How to Split Holiday Time Between Two Sets of Grandparents

Learn practical strategies to fairly divide holiday visits between grandparents while keeping family harmony and creating lasting memories.

  1. Start Planning Early. Begin holiday conversations in early fall, well before the season starts. Reach out to both sets of grandparents to understand their expectations and any special traditions they're hoping to share. Ask about their preferred dates, times, and which holidays matter most to them. Early planning gives everyone time to adjust expectations and avoid last-minute conflicts. Write down everyone's preferences so you can reference them when making your final plan.
  2. Consider Different Types of Splits. You have several options for dividing time fairly. Try alternating years where you spend the main holiday with one set of grandparents, then switch the following year. Another approach is splitting the actual day - perhaps Christmas morning with one family and Christmas dinner with another.
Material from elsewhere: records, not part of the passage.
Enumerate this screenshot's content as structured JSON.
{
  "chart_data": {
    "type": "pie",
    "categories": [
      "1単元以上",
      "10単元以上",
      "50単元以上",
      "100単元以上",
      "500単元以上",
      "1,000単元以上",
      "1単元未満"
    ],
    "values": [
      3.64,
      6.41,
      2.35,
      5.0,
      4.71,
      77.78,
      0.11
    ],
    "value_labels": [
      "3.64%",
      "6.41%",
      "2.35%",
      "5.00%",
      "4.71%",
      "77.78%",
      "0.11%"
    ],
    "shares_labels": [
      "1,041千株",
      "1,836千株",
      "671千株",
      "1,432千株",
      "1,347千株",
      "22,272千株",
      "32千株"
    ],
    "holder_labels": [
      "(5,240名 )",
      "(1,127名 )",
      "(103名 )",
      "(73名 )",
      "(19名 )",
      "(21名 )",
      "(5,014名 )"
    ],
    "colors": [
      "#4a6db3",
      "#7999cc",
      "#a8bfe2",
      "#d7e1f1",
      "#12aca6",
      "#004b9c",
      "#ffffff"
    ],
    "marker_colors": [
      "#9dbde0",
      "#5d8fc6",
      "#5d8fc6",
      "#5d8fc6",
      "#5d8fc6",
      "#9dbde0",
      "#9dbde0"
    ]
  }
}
You can also divide different holidays between families, like Thanksgiving with one set and Christmas with another. Consider celebrating on different days too - Christmas Eve with one family and Christmas Day with another, or celebrating the weekend before or after with one set of grandparents.
  3. Factor in Practical Considerations. Think about travel time, your children's schedules, and everyone's energy levels when making plans. If grandparents live far apart, you might need to choose just one family per holiday to avoid exhausting travel. Consider the ages of both your children and the grandparents - long car rides or late nights might be harder for very young kids or elderly family members. Weather can also impact travel plans during winter holidays, so have a backup plan ready.
  4. Communicate Your Decision Clearly. Once you've made your plan, share it with both families at the same time. Explain your reasoning and emphasize that you want everyone to feel valued and included. Be honest about the challenges you're trying to balance, and remind everyone that the goal is for your children to have meaningful relationships with all their grandparents. If someone feels disappointed, listen to their concerns but stay firm in your decision while being understanding of their feelings.
  5. Create New Inclusive Traditions. Look for ways to include both families even when you're physically with just one. Take photos and videos to share with the grandparents you're not visiting that day. Have your children call or video chat with the other grandparents during the holiday. Consider starting traditions that work for your split schedule, like special holiday cookies that you make with each family or a holiday book that travels between homes and gets added to each year.
  6. Handle Pushback with Patience. Some grandparents may initially resist your plan or try to negotiate for more time. Stay calm and remind them that you're trying to be fair to everyone. Acknowledge their feelings while explaining that compromise is necessary for the arrangement to work. If guilt tactics or manipulation arise, set gentle but firm boundaries. Remember that you're teaching your children about fairness, compromise, and managing family relationships.